With the comment period ending in mid-November, the produce industry has weighed in on the proposed Food and Drug Administration rules commonly called the produce safety and preventive control rules. 

This input, led by national, regional and commodity trade associations, should help the FDA construct risk-based regulations that help the food supply become safer while not unnecessarily adding costs.

In general, produce associations are sounding alarm over the FDA’s so-called “one-size-fits-all” approach to diverse fresh produce growing operations.
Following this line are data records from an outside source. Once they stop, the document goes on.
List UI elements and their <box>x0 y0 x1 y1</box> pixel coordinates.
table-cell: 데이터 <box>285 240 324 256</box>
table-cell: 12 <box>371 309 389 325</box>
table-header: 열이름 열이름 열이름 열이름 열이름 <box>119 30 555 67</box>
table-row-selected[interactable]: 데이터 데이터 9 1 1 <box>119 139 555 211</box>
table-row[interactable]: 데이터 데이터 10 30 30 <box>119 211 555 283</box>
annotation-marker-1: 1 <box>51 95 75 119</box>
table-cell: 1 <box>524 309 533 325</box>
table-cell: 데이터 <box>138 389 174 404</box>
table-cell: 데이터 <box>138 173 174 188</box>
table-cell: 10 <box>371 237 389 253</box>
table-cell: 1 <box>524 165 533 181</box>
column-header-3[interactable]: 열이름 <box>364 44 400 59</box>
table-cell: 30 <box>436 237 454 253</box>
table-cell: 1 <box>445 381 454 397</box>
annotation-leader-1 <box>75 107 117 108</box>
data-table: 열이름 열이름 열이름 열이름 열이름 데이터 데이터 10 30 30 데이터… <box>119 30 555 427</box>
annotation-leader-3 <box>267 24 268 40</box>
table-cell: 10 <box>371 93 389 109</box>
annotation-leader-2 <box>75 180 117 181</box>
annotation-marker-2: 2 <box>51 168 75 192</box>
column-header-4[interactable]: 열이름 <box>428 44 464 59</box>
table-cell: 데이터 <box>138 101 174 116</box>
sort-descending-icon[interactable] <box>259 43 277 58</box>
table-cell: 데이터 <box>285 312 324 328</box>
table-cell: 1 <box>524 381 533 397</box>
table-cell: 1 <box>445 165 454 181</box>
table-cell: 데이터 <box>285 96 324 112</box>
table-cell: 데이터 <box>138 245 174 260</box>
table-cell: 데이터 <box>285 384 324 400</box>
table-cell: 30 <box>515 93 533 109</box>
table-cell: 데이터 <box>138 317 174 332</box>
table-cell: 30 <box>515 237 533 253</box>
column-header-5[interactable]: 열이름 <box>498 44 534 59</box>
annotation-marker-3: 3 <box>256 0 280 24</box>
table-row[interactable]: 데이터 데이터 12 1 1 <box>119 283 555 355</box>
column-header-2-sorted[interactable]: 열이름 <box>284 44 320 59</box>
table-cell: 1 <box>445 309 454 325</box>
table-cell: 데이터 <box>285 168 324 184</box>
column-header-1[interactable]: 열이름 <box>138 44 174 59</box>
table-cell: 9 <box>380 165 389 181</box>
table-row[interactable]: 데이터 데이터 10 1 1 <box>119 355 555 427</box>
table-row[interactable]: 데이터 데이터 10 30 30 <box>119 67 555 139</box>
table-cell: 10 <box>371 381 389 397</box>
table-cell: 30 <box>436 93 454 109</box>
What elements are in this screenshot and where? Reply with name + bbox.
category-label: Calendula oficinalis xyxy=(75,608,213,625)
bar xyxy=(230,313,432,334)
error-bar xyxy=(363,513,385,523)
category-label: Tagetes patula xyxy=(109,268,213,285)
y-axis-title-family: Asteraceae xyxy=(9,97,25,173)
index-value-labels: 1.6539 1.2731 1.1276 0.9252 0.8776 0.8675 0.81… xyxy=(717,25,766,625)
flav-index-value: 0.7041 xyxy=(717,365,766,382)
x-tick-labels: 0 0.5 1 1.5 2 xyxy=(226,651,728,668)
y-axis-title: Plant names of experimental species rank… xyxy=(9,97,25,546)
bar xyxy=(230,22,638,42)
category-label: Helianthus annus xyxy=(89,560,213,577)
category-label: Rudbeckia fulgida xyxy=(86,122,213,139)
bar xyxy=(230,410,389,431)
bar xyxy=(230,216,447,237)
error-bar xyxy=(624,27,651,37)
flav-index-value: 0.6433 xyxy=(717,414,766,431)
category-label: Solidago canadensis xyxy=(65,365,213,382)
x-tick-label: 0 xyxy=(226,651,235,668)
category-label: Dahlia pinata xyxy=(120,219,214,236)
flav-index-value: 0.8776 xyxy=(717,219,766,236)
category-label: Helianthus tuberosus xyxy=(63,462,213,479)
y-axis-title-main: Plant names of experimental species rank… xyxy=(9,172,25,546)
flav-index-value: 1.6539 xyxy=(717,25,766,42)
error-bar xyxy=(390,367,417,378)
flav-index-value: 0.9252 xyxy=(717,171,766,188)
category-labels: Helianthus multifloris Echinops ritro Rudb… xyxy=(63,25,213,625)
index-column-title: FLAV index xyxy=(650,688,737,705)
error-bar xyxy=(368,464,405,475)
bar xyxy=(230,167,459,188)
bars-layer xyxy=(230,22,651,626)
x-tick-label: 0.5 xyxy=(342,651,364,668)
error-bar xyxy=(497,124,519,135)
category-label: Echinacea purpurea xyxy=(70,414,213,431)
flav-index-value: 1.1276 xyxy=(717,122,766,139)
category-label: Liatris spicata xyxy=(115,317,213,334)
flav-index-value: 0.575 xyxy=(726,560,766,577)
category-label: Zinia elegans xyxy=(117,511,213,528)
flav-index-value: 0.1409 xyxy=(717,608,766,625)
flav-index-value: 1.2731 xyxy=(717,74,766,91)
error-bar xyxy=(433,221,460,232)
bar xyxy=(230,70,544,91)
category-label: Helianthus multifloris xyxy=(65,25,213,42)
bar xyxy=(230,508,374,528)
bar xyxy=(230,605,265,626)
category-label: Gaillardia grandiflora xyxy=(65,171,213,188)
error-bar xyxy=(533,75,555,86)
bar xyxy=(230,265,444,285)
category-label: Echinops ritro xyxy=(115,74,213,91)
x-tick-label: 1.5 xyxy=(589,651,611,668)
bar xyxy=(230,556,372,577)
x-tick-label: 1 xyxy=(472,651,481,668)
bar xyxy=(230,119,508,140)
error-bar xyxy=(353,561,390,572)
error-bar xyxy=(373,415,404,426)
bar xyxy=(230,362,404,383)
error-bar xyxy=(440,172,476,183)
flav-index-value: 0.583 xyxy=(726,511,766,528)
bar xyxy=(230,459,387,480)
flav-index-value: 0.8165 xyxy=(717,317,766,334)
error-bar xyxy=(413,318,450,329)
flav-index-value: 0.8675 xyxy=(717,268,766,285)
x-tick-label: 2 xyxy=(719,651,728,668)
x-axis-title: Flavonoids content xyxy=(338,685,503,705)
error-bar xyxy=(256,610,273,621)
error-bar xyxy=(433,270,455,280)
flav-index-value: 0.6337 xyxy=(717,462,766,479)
At the same time objecting to “one size fits all,” various industry comments don’t like exemptions from the regulations based on size of operation or whether the item is rarely consumed raw.

Comments from various associations ask FDA to require growers to manage the risks identified in the Produce Safety Rule, but to move all quantitative metrics to accompanying guidance documents.

Produce association comments also state that the FDA’s designation of “farm mixed-type facility” may burden packinghouses that pack and hold raw, intact fresh produce with regulations that better apply to food processing facilities.

Small farmers and consumer advocacy groups will have other points of emphasis for the FDA. In fact, some of the recommendations from the industry may be opposite to what others would want the agency to do.

The FDA’s task to sort out the competing agendas will be difficult, but the industry’s input on keeping the regulations flexible and appropriate for risk should be heeded as the FDA moves forward.